Salem Village, 1692
They woke her before dawn. The air in her cell was damp, heavy with the breath of the river fog. Two women entered first — matrons of the church, faces pale and tight as parchment. Behind them came Reverend Hale, his Bible clutched like a weapon.
"Prudence Ashcroft," he intoned, "the court must search for the Devil's mark upon your flesh. You will not resist, lest your silence condemn you further."
Prudence sat still upon the cot. The straw rustled beneath her. "You seek a mark," she said softly. "Then you will find one, for all living things are marked — by birth, by grief, by the hands that raise them."
Her words unsettled them. The older matron crossed herself despite the Reverend's glare.
They searched her arms, her neck, her shoulders. Every scar from her childhood, every freckle and bruise, was noted with feverish precision. When they found a small crescent scar behind her ear — no larger than a fingernail — the Reverend exhaled sharply.
"There," he whispered. "There lies the proof."
Prudence turned her gaze on him. Her eyes were calm, distant, as though watching from another time.
"It is proof only that I have lived," she said. "Not that I have sinned."
But the Reverend would not hear. He struck the Bible upon the table, pages fluttering like wings. "Confess, and perhaps your soul may yet be spared!"
"I have nothing to confess," she murmured. "Only that I am weary of your mercy."
---
That night, after they left her bleeding from the roughness of their search, she lay upon the stone floor and listened. From the world above came the low hum of the wind. Beneath it, faint but certain, came a whisper — the same voice from the hollow woods.

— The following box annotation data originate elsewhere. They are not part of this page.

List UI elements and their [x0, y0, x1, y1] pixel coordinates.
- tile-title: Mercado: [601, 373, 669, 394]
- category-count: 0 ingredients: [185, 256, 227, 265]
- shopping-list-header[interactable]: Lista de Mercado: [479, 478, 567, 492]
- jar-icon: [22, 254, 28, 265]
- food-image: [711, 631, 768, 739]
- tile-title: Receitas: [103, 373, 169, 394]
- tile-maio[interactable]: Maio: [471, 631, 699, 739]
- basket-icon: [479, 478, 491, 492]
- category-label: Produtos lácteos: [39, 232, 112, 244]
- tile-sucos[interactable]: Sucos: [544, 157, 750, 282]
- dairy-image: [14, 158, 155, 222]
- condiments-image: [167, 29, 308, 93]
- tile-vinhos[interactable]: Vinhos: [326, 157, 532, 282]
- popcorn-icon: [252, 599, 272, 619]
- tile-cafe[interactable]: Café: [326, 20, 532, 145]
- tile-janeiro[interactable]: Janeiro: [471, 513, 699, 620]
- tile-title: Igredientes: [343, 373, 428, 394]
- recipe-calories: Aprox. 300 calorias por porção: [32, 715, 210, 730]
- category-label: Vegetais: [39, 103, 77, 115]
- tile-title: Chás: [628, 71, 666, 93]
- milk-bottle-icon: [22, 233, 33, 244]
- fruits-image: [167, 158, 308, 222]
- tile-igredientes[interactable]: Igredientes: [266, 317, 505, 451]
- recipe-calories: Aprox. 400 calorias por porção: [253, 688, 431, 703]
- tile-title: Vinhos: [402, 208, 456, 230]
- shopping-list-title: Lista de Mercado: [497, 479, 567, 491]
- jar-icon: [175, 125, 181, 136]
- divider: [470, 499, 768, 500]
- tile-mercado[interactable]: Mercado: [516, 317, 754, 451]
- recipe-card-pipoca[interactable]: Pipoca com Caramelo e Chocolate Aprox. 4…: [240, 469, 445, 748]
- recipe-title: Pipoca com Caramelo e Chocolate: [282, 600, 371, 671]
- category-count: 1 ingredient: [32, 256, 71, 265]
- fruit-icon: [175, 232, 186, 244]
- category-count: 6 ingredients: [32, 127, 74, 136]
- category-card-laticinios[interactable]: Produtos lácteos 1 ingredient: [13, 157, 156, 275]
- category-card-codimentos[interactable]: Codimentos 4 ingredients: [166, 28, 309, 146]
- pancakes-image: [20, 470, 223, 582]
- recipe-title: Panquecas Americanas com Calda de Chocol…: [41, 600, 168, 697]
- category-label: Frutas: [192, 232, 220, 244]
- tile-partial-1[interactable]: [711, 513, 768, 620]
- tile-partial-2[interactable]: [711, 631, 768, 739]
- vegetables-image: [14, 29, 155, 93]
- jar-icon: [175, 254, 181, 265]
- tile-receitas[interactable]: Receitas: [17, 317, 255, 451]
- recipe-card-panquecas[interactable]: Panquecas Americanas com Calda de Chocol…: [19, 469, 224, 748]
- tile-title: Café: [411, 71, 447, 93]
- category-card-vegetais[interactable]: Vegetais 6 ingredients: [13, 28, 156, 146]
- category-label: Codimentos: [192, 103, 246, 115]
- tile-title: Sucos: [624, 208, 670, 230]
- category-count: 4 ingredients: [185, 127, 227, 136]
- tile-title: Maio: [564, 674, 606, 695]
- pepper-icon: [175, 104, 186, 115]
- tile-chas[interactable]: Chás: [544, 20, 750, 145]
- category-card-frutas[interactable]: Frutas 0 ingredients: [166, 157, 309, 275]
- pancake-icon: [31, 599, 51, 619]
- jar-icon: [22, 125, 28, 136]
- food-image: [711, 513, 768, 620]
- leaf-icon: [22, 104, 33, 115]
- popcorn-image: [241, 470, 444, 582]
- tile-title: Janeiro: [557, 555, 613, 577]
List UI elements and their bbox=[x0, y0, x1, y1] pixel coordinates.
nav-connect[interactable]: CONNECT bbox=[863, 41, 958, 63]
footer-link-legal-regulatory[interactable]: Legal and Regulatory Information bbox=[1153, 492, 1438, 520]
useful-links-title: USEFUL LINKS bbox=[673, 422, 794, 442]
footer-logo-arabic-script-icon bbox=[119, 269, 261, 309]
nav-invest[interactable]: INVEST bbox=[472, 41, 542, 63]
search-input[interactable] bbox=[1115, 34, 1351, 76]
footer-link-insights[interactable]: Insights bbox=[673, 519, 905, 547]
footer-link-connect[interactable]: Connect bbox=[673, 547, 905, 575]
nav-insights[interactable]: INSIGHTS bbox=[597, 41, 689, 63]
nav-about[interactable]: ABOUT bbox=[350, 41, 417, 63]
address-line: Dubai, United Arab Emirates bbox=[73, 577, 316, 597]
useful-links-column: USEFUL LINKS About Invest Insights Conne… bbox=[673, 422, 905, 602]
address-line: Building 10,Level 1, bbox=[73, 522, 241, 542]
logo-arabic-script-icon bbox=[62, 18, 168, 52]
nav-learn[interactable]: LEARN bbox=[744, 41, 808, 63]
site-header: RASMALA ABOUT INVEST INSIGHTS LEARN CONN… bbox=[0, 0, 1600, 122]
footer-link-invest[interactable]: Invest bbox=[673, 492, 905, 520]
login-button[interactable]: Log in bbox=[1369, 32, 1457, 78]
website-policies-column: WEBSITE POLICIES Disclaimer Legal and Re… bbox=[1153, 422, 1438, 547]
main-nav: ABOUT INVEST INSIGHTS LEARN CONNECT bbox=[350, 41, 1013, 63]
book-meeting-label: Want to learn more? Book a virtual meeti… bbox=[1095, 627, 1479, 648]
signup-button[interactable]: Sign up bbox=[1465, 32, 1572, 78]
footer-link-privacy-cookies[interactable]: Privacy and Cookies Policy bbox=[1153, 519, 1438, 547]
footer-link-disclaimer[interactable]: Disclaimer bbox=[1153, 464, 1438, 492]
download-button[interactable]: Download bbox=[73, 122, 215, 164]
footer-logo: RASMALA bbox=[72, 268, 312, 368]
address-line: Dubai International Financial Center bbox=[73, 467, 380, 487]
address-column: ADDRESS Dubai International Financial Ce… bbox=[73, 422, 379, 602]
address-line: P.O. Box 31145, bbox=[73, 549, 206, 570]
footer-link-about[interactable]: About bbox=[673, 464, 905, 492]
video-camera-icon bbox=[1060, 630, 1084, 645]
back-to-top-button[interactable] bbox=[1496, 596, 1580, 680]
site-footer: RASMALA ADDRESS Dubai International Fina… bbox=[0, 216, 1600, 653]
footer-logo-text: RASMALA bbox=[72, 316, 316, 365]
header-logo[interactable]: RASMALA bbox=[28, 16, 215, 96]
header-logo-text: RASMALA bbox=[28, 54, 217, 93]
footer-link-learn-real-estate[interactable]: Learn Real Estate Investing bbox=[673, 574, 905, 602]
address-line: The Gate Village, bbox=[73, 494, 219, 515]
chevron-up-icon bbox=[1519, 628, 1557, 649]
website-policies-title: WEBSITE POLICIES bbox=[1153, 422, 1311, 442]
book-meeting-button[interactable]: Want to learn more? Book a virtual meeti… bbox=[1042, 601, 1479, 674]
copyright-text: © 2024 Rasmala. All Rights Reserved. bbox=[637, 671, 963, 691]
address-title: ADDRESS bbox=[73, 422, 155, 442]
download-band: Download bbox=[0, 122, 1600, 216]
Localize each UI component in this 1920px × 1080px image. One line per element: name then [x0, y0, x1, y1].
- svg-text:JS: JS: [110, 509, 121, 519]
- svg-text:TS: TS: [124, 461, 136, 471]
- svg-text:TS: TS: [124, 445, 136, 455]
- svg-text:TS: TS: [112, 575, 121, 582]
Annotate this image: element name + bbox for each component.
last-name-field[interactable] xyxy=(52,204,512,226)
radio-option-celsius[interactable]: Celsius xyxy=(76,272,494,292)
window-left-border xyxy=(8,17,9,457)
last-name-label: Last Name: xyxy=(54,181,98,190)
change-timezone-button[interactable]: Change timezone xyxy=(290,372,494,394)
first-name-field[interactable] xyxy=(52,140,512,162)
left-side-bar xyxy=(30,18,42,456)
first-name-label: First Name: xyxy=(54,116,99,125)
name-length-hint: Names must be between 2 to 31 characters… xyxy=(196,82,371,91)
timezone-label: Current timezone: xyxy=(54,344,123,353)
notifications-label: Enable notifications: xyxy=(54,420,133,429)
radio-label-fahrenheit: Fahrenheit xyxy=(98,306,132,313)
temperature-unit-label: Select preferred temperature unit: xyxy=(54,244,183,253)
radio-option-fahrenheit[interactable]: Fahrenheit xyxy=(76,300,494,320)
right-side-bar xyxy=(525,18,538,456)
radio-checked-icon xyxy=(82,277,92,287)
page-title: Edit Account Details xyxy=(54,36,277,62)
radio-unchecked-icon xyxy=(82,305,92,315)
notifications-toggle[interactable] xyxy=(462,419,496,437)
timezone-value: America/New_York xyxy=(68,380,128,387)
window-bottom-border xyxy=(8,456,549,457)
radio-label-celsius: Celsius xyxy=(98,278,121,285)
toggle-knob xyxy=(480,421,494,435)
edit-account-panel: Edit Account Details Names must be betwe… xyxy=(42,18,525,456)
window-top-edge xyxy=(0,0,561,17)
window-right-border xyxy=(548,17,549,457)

> "They would mark you as theirs," it said, "but your blood remembers older vows."
Her pulse beat in her wrists, hot and slow. The air shimmered faintly — not with light, but with presence.
> "Shall I show you what they fear?" the voice asked.
Prudence closed her eyes. "Yes."
The candle in the hall guttered. The shadows along the walls seemed to stretch and twist, weaving patterns like roots. From the darkness behind her, a shape took form — tall, faceless, robed in the color of deep earth. It reached out a hand, not of flesh, but of smoke and soil.
When its fingers touched her marked skin, she felt no pain — only recognition. A warmth spread through her veins like the first light of dawn. The scar behind her ear flared gold, then settled into a faint silver shimmer.
"You are of the Ash and the Hollow," the voice murmured. "Their fear cannot unmake what was never theirs to name."
---
At sunrise, the guards came to bring her bread and water. They found her standing by the window, her eyes reflecting the pale sky, her posture unbroken.
"Did you not sleep?" one asked.
"I dreamed," she replied.
Of what?"
Prudence smiled faintly. "Of roots that reach farther than fire."
The guard hesitated. For a moment, he thought he smelled the faint sweetness of flowers — impossible for the season — drifting from her cell. He made the sign of the cross and fled without another word.